Face à la crise multiforme et aiguë que traverse actuellement la Tunisie, nous devons faire preuve de transparence et oser débattre publiquement des moyens de rétablir la croissance économique et de maintenir la paix sociale et politique, et cela exigera plus qu’un simple savoir-faire bureaucratique : il requiert de hautes compétences économiques et un grand courage politique.

Par Amine Ben Gamra *

L’économie tunisienne est, actuellement, quasiment à plat et l’urgence consiste à corriger ses vulnérabilités à travers des réformes structurelles longtemps évoqués et jamais vraiment mises en œuvre.

Pour l’heure, tous nos indicateurs socio-économiques sont au rouge vif. Le PIB a drastiquement diminué de 21,6% au deuxième trimestre 2020, par rapport à la même période de 2019 et de 20,4% par rapport au premier trimestre de 2020. Le taux de chômage atteint 18% au deuxième trimestre 2020. Le déficit budgétaire se creuse à 3.847 MDT, à fin juin 2020, contre 2.464 MDT un an auparavant. Et ce, sous l’effet de la baisse importante des recettes de l’Etat, conjuguée à une hausse des dépenses de fonctionnement, pour cause de pandémie de la Covid-19.

Un gouvernement de bureaucrates est-il vraiment la solution ?

La question qui se pose est la suivante : un gouvernement composé des cadres de l’administration peut-il changer la manière bureaucratique dont le pays est gouverné et mettre fin à la myriade d’autorisations et de règles qui laissent beaucoup trop de pouvoir aux bureaucrates; encourager les jeunes à créer de petites entreprises mais en même temps soutenir les grandes entreprises qui exportent des biens à réelle valeur ajoutée ?

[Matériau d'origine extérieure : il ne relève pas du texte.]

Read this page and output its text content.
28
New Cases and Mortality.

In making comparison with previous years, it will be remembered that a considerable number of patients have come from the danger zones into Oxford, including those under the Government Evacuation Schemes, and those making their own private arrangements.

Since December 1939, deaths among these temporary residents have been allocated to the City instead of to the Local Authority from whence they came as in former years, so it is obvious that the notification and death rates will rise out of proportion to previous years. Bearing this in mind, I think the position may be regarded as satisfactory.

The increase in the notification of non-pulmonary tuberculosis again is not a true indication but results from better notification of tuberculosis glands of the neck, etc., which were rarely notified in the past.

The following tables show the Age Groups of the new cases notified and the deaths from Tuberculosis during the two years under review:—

Peut-on attendre de simples hauts cadres de l’administration, habitués à exécuter des instructions, parfois d’ailleurs de manière poussive, qu’ils prennent la responsabilité de changer le modèle de développement économique et social en vigueur en Tunisie et repositionner notre pays au sein de son environnement régional et international profondément affecté par la crise ? Eu égard l’importance des défis qui s’annoncent pour la période à venir, alors que les ressources financières publiques s’amenuisent, qu’on nous permette d’en douter sérieusement.

En fait, un gouvernement composé des cadres de l’administration ne fera que compliquer la prise de décision dans un pays caractérisé par une structure institutionnelle dysfonctionnelle qui explique en grande partie la quasi-paralysie de la prise de décision en matière économique. Par ailleurs, la pléthore de ministères dont les responsabilités changent d’année en année rendent toute prise de décision économique rationnelle pratiquement impossible.

L’économie tunisienne accuse le coup mais ne tombe pas vraiment

Cela dit, tout n’étant pas sombre, l’économie tunisienne s’est révélée plus résiliente que prévue; secouée par des vents violents, politiques et sécuritaires, et par une récession en Europe, principal marché d’exportation de la Tunisie et source de touristes, elle a chancelé et menacé ruine, mais sans faillir, ce que beaucoup d’experts n’ont cessé de lui prédire.

Cela dit, nous devons faire preuve de transparence et oser débattre publiquement des moyens de rétablir la croissance économique et de maintenir la paix sociale et politique, et cela exigera plus qu’un simple savoir-faire bureaucratique : il requiert de hautes compétences économiques et un grand courage politique.

* Expert comptable, commissaire aux comptes, membre de l’Ordre des experts comptable de Tunisie.